What would the consequences look like?

Historically, there have been minimal consequences for those found guilty of committing genocide. The lack of consequences is especially prominent in regards to holding more powerful and wealthier countries accountable, particularly the countries that have a seat on the United Nations Security Council (UNSC). Any sanctions brought by the legislative body of the UN that are leveled against the countries in the UNSC can be struck down by a single veto vote.[15] This proved problematic during the 1980s, when the International Court of Justice found the United States guilty of breaching international law after involving themselves in Nicaragua’s civil war by funding and arming Contra fighters. The US was ordered to pay 17 billion dollars in reparations, but the country utilized its veto power to evade consequences.[16] Additionally, during the Cold War, the US used its veto power to strike down a UN resolution that would have deplored the US’s invasion of Grenada.[17] Breaking and evading the consequences of international law seems to be standard practice for the United States, and it will likely happen in the event that the US government is found guilty of genocide against its Indigenous peoples. 

The Convention does not specify any statute of limitations for the crime of genocide, so it is still possible for the US government to be held accountable for crimes committed after 1948. Previous ICCs that investigated genocides in former Yugoslavia and Rwanda have found a handful of people from their respective governments guilty and given them individualized prison sentences, rather than finding the entirety of a government guilty and sanctioning the country at large. However, most people that could be tried and found guilty of genocide in the US may not be alive today. Nonetheless, there is an ICC trust fund for victims that operates independently of ICC investigations and can give out reparations to victims of those that violated international law.[18] When enforcing international law, the US should not avoid facing consequences or paying reparations. This would ensure that the UN is a governmental body that does not only serve the interests of wealthier countries and punish the countries that do not have a seat on the UNSC, but rather a body that seeks fair treatment for all member states. Paying reparations is a small bill for the US government itself, but it can be incredibly substantial in repairing the damage done to the generations of Indigenous communities. 


Sources

  1. Convention on the Prevention and Punishment of the Crime of Genocide, Dec. 9, 1948 78 U.N.T.S. 277, S. Exec. Doc. O, 81-1 (1949).

  2. Ibid., 1.

  3.  Ibid.

  4. Ibid.

  5. Ibid.

  6. Ibid.

  7. U.S., Congress, House, An Act making provision for the civilization of the Indian tribes adjoining the frontier settlements (Civilization Fund Act), Pub.L. 15–85.
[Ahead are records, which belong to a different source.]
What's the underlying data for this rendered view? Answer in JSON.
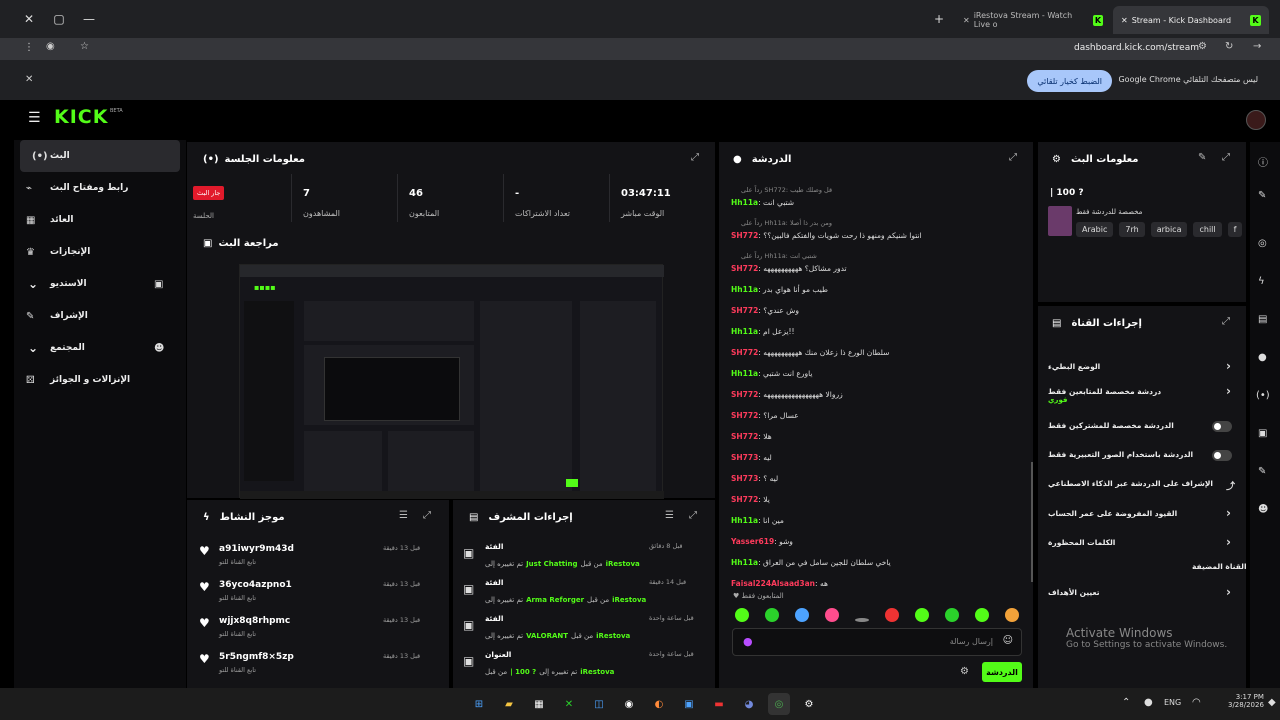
{
  "browser": {
    "tabs": [
      {
        "title": "iRestova Stream - Watch Live o"
      },
      {
        "title": "Stream - Kick Dashboard"
      }
    ],
    "url": "dashboard.kick.com/stream",
    "infobar_msg": "Google Chrome ليس متصفحك التلقائي",
    "infobar_btn": "الضبط كخيار تلقائي"
  },
  "app": {
    "logo": "KICK",
    "beta": "BETA"
  },
  "sidebar": {
    "items": [
      {
        "label": "البث",
        "icon": "(•)"
      },
      {
        "label": "رابط ومفتاح البث",
        "icon": "⌁"
      },
      {
        "label": "العائد",
        "icon": "▦"
      },
      {
        "label": "الإنجازات",
        "icon": "♛"
      },
      {
        "label": "الاستديو",
        "icon": "▣"
      },
      {
        "label": "الإشراف",
        "icon": "✎"
      },
      {
        "label": "المجتمع",
        "icon": "☻"
      },
      {
        "label": "الإنزالات و الجوائز",
        "icon": "⚄"
      }
    ]
  },
  "session": {
    "title": "معلومات الجلسة",
    "badge": "جار البث",
    "badge_label": "الحلسة",
    "stats": [
      {
        "value": "7",
        "label": "المشاهدون"
      },
      {
        "value": "46",
        "label": "المتابعون"
      },
      {
        "value": "-",
        "label": "تعداد الاشتراكات"
      },
      {
        "value": "03:47:11",
        "label": "الوقت مباشر"
      }
    ]
  },
  "preview": {
    "title": "مراجعة البث"
  },
  "activity": {
    "title": "موجز النشاط",
    "items": [
      {
        "user": "a91iwyr9m43d",
        "sub": "تابع القناة للتو",
        "time": "قبل 13 دقيقة"
      },
      {
        "user": "36yco4azpno1",
        "sub": "تابع القناة للتو",
        "time": "قبل 13 دقيقة"
      },
      {
        "user": "wjjx8q8rhpmc",
        "sub": "تابع القناة للتو",
        "time": "قبل 13 دقيقة"
      },
      {
        "user": "5r5ngmf8×5zp",
        "sub": "تابع القناة للتو",
        "time": "قبل 13 دقيقة"
      }
    ]
  },
  "modactions": {
    "title": "إجراءات المشرف",
    "items": [
      {
        "head": "الفئة",
        "time": "قبل 8 دقائق",
        "by": "iRestova",
        "text": "من قبل",
        "target": "Just Chatting",
        "suffix": "تم تغييره إلى"
      },
      {
        "head": "الفئة",
        "time": "قبل 14 دقيقة",
        "by": "iRestova",
        "text": "من قبل",
        "target": "Arma Reforger",
        "suffix": "تم تغييره إلى"
      },
      {
        "head": "الفئة",
        "time": "قبل ساعة واحدة",
        "by": "iRestova",
        "text": "من قبل",
        "target": "VALORANT",
        "suffix": "تم تغييره إلى"
      },
      {
        "head": "العنوان",
        "time": "قبل ساعة واحدة",
        "by": "iRestova",
        "text": "تم تغييره إلى",
        "target": "| 100 ?",
        "suffix": "من قبل"
      }
    ]
  },
  "chat": {
    "title": "الدردشة",
    "followers_only": "المتابعون فقط",
    "placeholder": "إرسال رسالة",
    "send": "الدردشة",
    "messages": [
      {
        "reply": "رداً على SH772: قل وصلك طيب",
        "user": "Hh11a",
        "color": "#53fc18",
        "text": "شتبي انت"
      },
      {
        "reply": "رداً على Hh11a: ومن بدر ذا أصلا",
        "user": "SH772",
        "color": "#ff3b5c",
        "text": "انتوا شنيكم ومنهو ذا رحت شويات والفتكم فالبين؟؟"
      },
      {
        "reply": "رداً على Hh11a: شتبي انت",
        "user": "SH772",
        "color": "#ff3b5c",
        "text": "تدور مشاكل؟ ههههههههههه"
      },
      {
        "reply": "",
        "user": "Hh11a",
        "color": "#53fc18",
        "text": "طيب مو أنا هواي بدر"
      },
      {
        "reply": "",
        "user": "SH772",
        "color": "#ff3b5c",
        "text": "وش عندي؟"
      },
      {
        "reply": "",
        "user": "Hh11a",
        "color": "#53fc18",
        "text": "يزعل ام!!"
      },
      {
        "reply": "",
        "user": "SH772",
        "color": "#ff3b5c",
        "text": "سلطان الورع ذا زعلان منك ههههههههههه"
      },
      {
        "reply": "",
        "user": "Hh11a",
        "color": "#53fc18",
        "text": "ياورع انت شتبي"
      },
      {
        "reply": "",
        "user": "SH772",
        "color": "#ff3b5c",
        "text": "زروالا ههههههههههههههههه"
      },
      {
        "reply": "",
        "user": "SH772",
        "color": "#ff3b5c",
        "text": "عسال مرا؟"
      },
      {
        "reply": "",
        "user": "SH772",
        "color": "#ff3b5c",
        "text": "هلا"
      },
      {
        "reply": "",
        "user": "SH773",
        "color": "#ff3b5c",
        "text": "ليه"
      },
      {
        "reply": "",
        "user": "SH773",
        "color": "#ff3b5c",
        "text": "ليه ؟"
      },
      {
        "reply": "",
        "user": "SH772",
        "color": "#ff3b5c",
        "text": "يلا"
      },
      {
        "reply": "",
        "user": "Hh11a",
        "color": "#53fc18",
        "text": "مين انا"
      },
      {
        "reply": "",
        "user": "Yasser619",
        "color": "#ff3b5c",
        "text": "وشو"
      },
      {
        "reply": "",
        "user": "Hh11a",
        "color": "#53fc18",
        "text": "ياخي سلطان للجين سامل في من العراق"
      },
      {
        "reply": "",
        "user": "Faisal224Alsaad3an",
        "color": "#ff3b5c",
        "text": "هه"
      }
    ]
  },
  "streaminfo": {
    "title": "معلومات البث",
    "stream_title": "| 100 ?",
    "category": "مخصصة للدردشة فقط",
    "tags": [
      "Arabic",
      "7rh",
      "arbica",
      "chill",
      "f"
    ]
  },
  "channel": {
    "title": "إجراءات القناة",
    "rows": [
      {
        "label": "الوضع البطيء",
        "kind": "chevron"
      },
      {
        "label": "دردشة مخصصة للمتابعين فقط",
        "sub": "فوري",
        "kind": "chevron"
      },
      {
        "label": "الدردشة مخصصة للمشتركين فقط",
        "kind": "toggle"
      },
      {
        "label": "الدردشة باستخدام الصور التعبيرية فقط",
        "kind": "toggle"
      },
      {
        "label": "الإشراف على الدردشة عبر الذكاء الاصطناعي",
        "kind": "link"
      },
      {
        "label": "القيود المفروضة على عمر الحساب",
        "kind": "chevron"
      },
      {
        "label": "الكلمات المحظورة",
        "kind": "chevron"
      },
      {
        "label": "القناة المضيفة",
        "kind": "none"
      },
      {
        "label": "تعيين الأهداف",
        "kind": "chevron"
      }
    ]
  },
  "watermark": {
    "line1": "Activate Windows",
    "line2": "Go to Settings to activate Windows."
  },
  "taskbar": {
    "lang": "ENG",
    "time": "3:17 PM",
    "date": "3/28/2026"
  },
  "colors": {
    "accent": "#53fc18",
    "panel": "#131316",
    "red": "#ff3b5c"
  }
}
  8. “US Indian Boarding School History.” The National Native American Boarding School Healing Coalition. National Native American Boarding School Healing Coalition. Accessed November 22, 2021.

  9. Ibid.

  10.  Brooks, Brad. “Native Americans Decry Unmarked Graves, Untold History of Boarding Schools.” Reuters. Thomson Reuters, June 22, 2021.

  11.  Lawrence, J. (2000). The Indian Health Service and the Sterilization of Native American Women. American Indian Quarterly, 24(3), 400–419.

  12. Ibid., 4.

  13. Ibid.

  14. Devrim Aydin, "The Interpretation of Genocidal Intent under the Genocide Convention and the Jurisprudence of International Courts," Journal of Criminal Law 78, no. 5 (October 2014): 423-442.
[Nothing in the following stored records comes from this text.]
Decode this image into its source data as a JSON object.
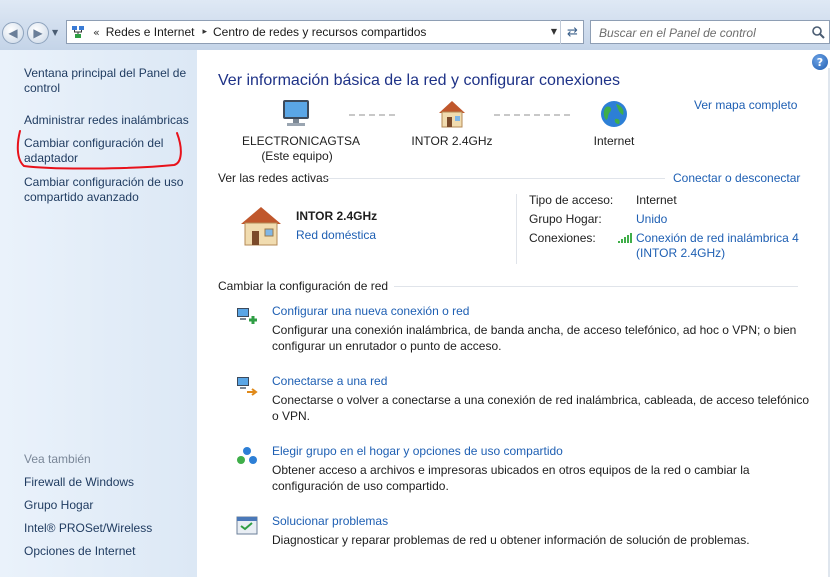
{
  "address_bar": {
    "chevrons": "«",
    "crumbs": [
      "Redes e Internet",
      "Centro de redes y recursos compartidos"
    ],
    "separator": "▸",
    "search_placeholder": "Buscar en el Panel de control"
  },
  "sidebar": {
    "links": [
      "Ventana principal del Panel de control",
      "Administrar redes inalámbricas",
      "Cambiar configuración del adaptador",
      "Cambiar configuración de uso compartido avanzado"
    ],
    "see_also_heading": "Vea también",
    "see_also": [
      "Firewall de Windows",
      "Grupo Hogar",
      "Intel® PROSet/Wireless",
      "Opciones de Internet"
    ]
  },
  "main": {
    "title": "Ver información básica de la red y configurar conexiones",
    "full_map_link": "Ver mapa completo",
    "map_nodes": [
      {
        "label": "ELECTRONICAGTSA",
        "sublabel": "(Este equipo)",
        "icon": "computer-icon"
      },
      {
        "label": "INTOR 2.4GHz",
        "icon": "house-icon"
      },
      {
        "label": "Internet",
        "icon": "globe-icon"
      }
    ],
    "active_networks_heading": "Ver las redes activas",
    "connect_disconnect_link": "Conectar o desconectar",
    "active_network": {
      "name": "INTOR 2.4GHz",
      "type": "Red doméstica",
      "access_type_label": "Tipo de acceso:",
      "access_type_value": "Internet",
      "homegroup_label": "Grupo Hogar:",
      "homegroup_value": "Unido",
      "connections_label": "Conexiones:",
      "connections_value": "Conexión de red inalámbrica 4 (INTOR 2.4GHz)"
    },
    "change_settings_heading": "Cambiar la configuración de red",
    "tasks": [
      {
        "link": "Configurar una nueva conexión o red",
        "description": "Configurar una conexión inalámbrica, de banda ancha, de acceso telefónico, ad hoc o VPN; o bien configurar un enrutador o punto de acceso.",
        "icon": "new-connection-icon"
      },
      {
        "link": "Conectarse a una red",
        "description": "Conectarse o volver a conectarse a una conexión de red inalámbrica, cableada, de acceso telefónico o VPN.",
        "icon": "connect-network-icon"
      },
      {
        "link": "Elegir grupo en el hogar y opciones de uso compartido",
        "description": "Obtener acceso a archivos e impresoras ubicados en otros equipos de la red o cambiar la configuración de uso compartido.",
        "icon": "homegroup-icon"
      },
      {
        "link": "Solucionar problemas",
        "description": "Diagnosticar y reparar problemas de red u obtener información de solución de problemas.",
        "icon": "troubleshoot-icon"
      }
    ]
  },
  "colors": {
    "link": "#1e5fb3",
    "title": "#1e3287",
    "sidebar_link": "#1e3a5f",
    "annotation": "#e8121b"
  }
}
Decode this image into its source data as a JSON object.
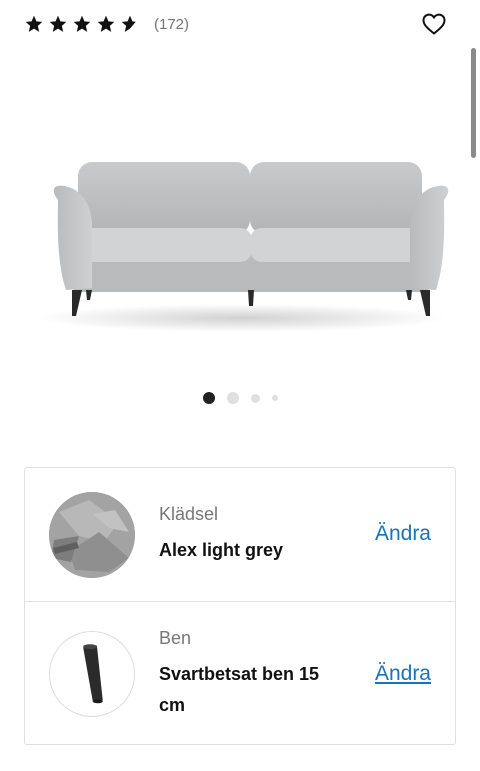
{
  "rating": {
    "stars": 4.5,
    "review_count": "(172)"
  },
  "icons": {
    "wishlist": "heart-outline-icon",
    "star": "star-icon"
  },
  "product": {
    "image_name": "sofa-image",
    "gallery_count": 4,
    "gallery_active": 1
  },
  "options": [
    {
      "label": "Klädsel",
      "value": "Alex light grey",
      "action": "Ändra",
      "thumb": "fabric-swatch"
    },
    {
      "label": "Ben",
      "value": "Svartbetsat ben 15 cm",
      "action": "Ändra",
      "thumb": "leg-swatch"
    }
  ],
  "colors": {
    "link": "#1a73b8",
    "active_dot": "#222222",
    "inactive_dot": "#e0e0e0"
  }
}
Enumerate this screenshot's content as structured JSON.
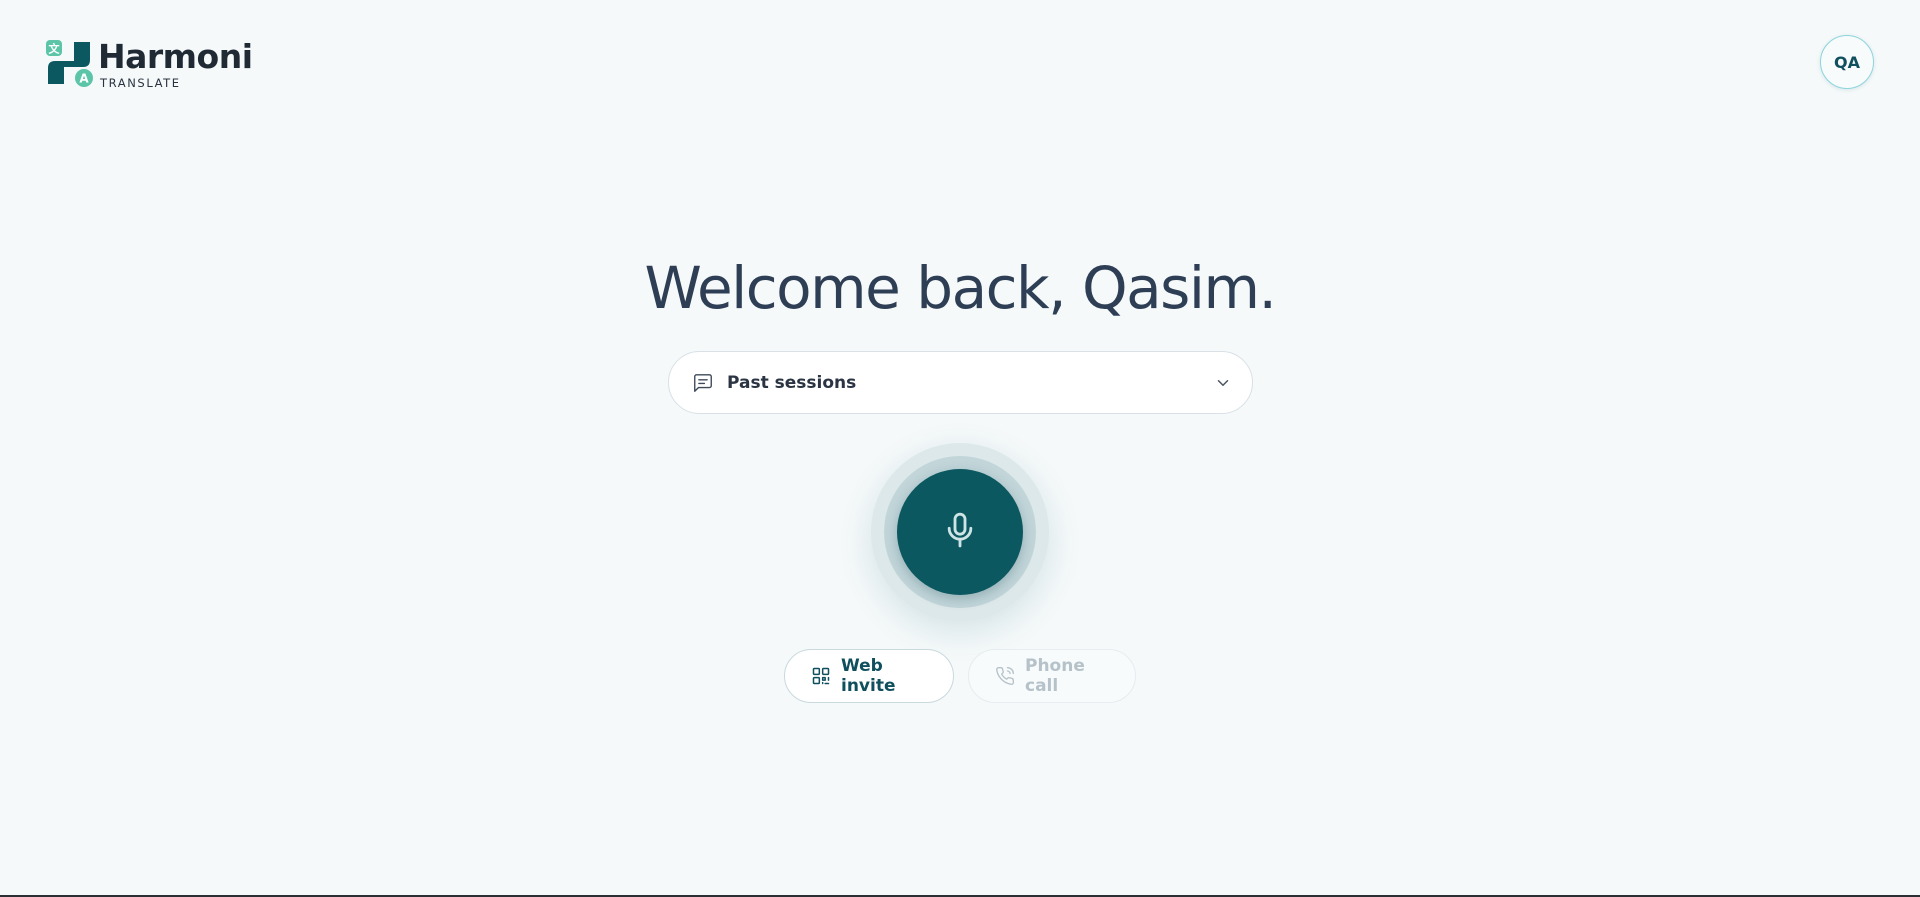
{
  "brand": {
    "name": "Harmoni",
    "sub": "TRANSLATE",
    "mark_glyph_top": "文",
    "mark_glyph_bottom": "A",
    "colors": {
      "primary": "#0c5860",
      "accent": "#5cc5a8",
      "text": "#1f2a35"
    }
  },
  "user": {
    "initials": "QA"
  },
  "main": {
    "greeting": "Welcome back, Qasim.",
    "sessions": {
      "label": "Past sessions",
      "icon": "message-square-text-icon",
      "chevron": "chevron-down-icon"
    },
    "mic": {
      "icon": "microphone-icon"
    },
    "actions": [
      {
        "label": "Web invite",
        "icon": "qr-code-icon",
        "enabled": true
      },
      {
        "label": "Phone call",
        "icon": "phone-call-icon",
        "enabled": false
      }
    ]
  }
}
  15.  United Nations Charter, opened for signature June 26, 1945.

  16.  Castillo, Mariano. “Nicaragua May Revive $17 Billion Claim against U.S.” CNN. Cable News Network, July 22, 2011. 

  17. Bernstein, Richard. “U.S. VETOES U.N. RESOLUTION 'DEPLORING' GRENADA INVASION.” The New York Times, October 29, 1983

  18.  Evans, Christine. “The Right to Reparations in International Law for Victims of Armed Conflict.” Cambridge Studies in International and Comparative Law, 2012.